Zostaw komentarz. To mnie motywuje. |
Z dedykacją dla Królik Królik i Karolina Ferro.
PRZECZYTAJ NOTKĘ POD ROZDZIAŁEM!
Violetta zasnęła. Chciałem iść tylko do kuchni jednak ta wtuliła się jeszcze mocniej co uniemożliwiło mi wyjścia. Objąłem ją lekko ramieniem co spowodowało, że uśmiechnęła się przez sen. Zdaje mi się, że ona nie śpi, tylko udaję. Wiem jak sprawdzić czy śpi czy jednak nie. Jakieś pięć centymetrów od jej nosa ustawiłem rękę, żeby pstryknąć jej w czoło.
-Ani mi się waż.-Rzuciła z zamkniętymi oczami.
-Czyli jednak nie śpisz.-Dodałem przez śmiech.

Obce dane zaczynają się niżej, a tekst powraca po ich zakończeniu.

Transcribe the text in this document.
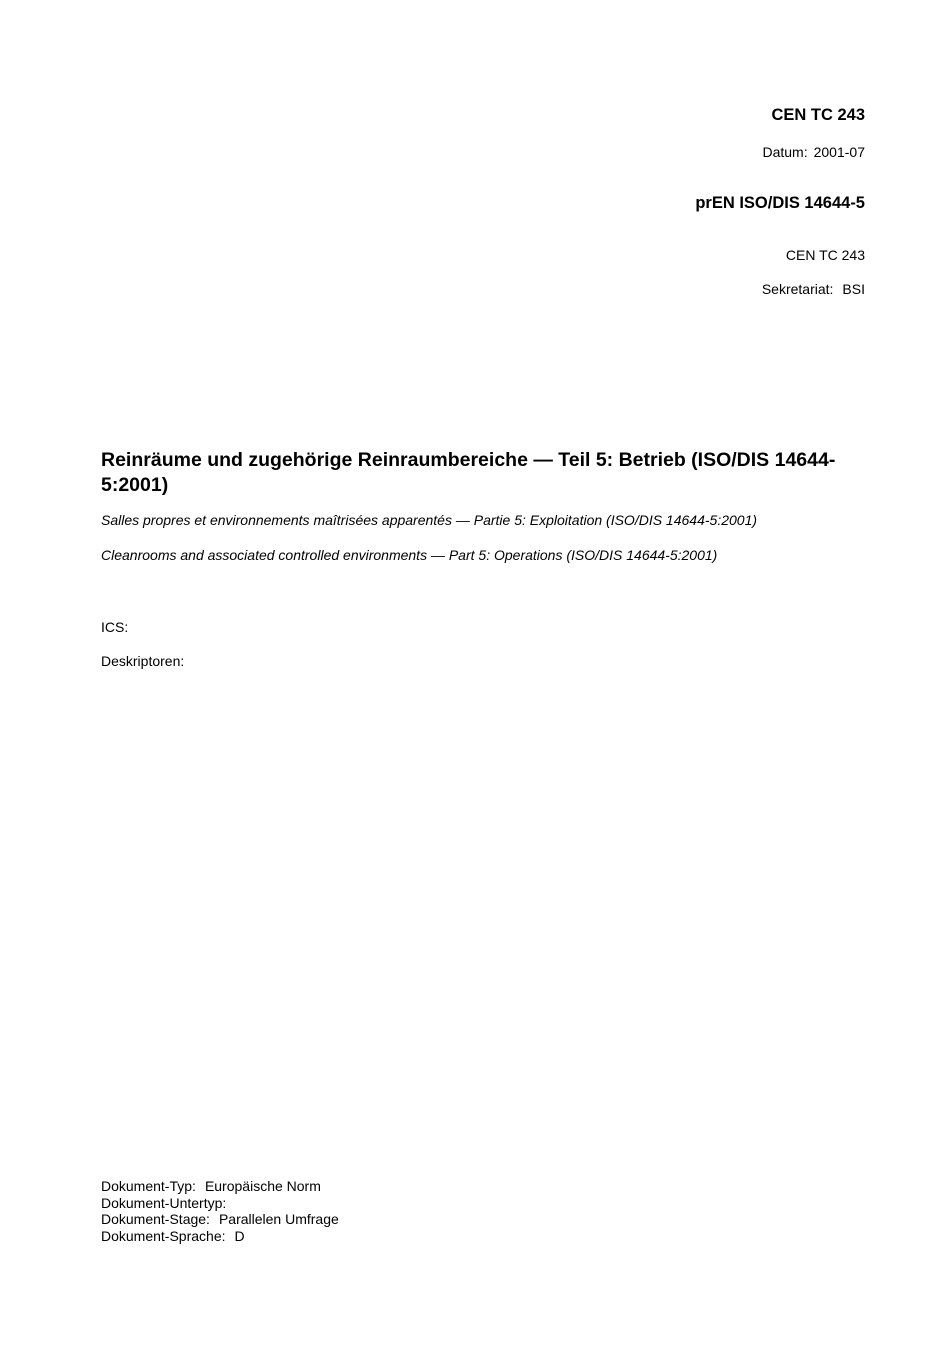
CEN TC 243
Datum: 2001-07
prEN ISO/DIS 14644-5
CEN TC 243
Sekretariat: BSI
Reinräume und zugehörige Reinraumbereiche — Teil 5: Betrieb (ISO/DIS 14644-5:2001)
Salles propres et environnements maîtrisées apparentés — Partie 5: Exploitation (ISO/DIS 14644-5:2001)
Cleanrooms and associated controlled environments — Part 5: Operations (ISO/DIS 14644-5:2001)
ICS:
Deskriptoren:
Dokument-Typ: Europäische Norm
Dokument-Untertyp:
Dokument-Stage: Parallelen Umfrage
Dokument-Sprache: D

-Nie, ale leżę tak, bo mi wygodnie.
-Ale długo tak nie poleżysz.
-Czemu?
-Bo muszę jechać do domu.
-Po co?
-Posprzątać.
-Sprzątanie poczeka.
-Właśnie, że nie. Za trzy dni przylatuję do mnie moja
„kochana” kuzynka.
-Coś w tą „kochaną” kuzynkę nie wierzę. Nie lubisz jej, nie?
-Czytasz mi w myślach.
-Co się stało, albo co zrobiła, że jej tak nie
lubisz?-Popatrzyłem na nią chwilę z zastanowieniem. Uznałem, że jednak jej
powiem.
-Chcesz wiedzieć?
-Tak.
-Widać, że ciekawska jesteś.
-Wiem.-Odparła z uśmiechem.
-Zabiła moją byłą dziewczynę…-Powiedziałem jak najciszej
potrafiłem.
-Żartujesz sobie? Prawda?
-Nie, nie żartuję. Przez moją kuzynkę zginęła Hope, moja
była dziewczyna.
-C-co? Ale jak?
-Jessica, moja kuzynka wmawiała jej, że ją zdradzam, że
chodzę na dziwki, że tak naprawdę jestem z nią dla seksu i tak dalej. W pewnym
momencie Hope nie wytrzymała psychicznie no i zeskoczyła z dachu. Popełniła
samobójstwo, ale moja mama nadal ją broni wmawiając mi, że to był „głupi żart”.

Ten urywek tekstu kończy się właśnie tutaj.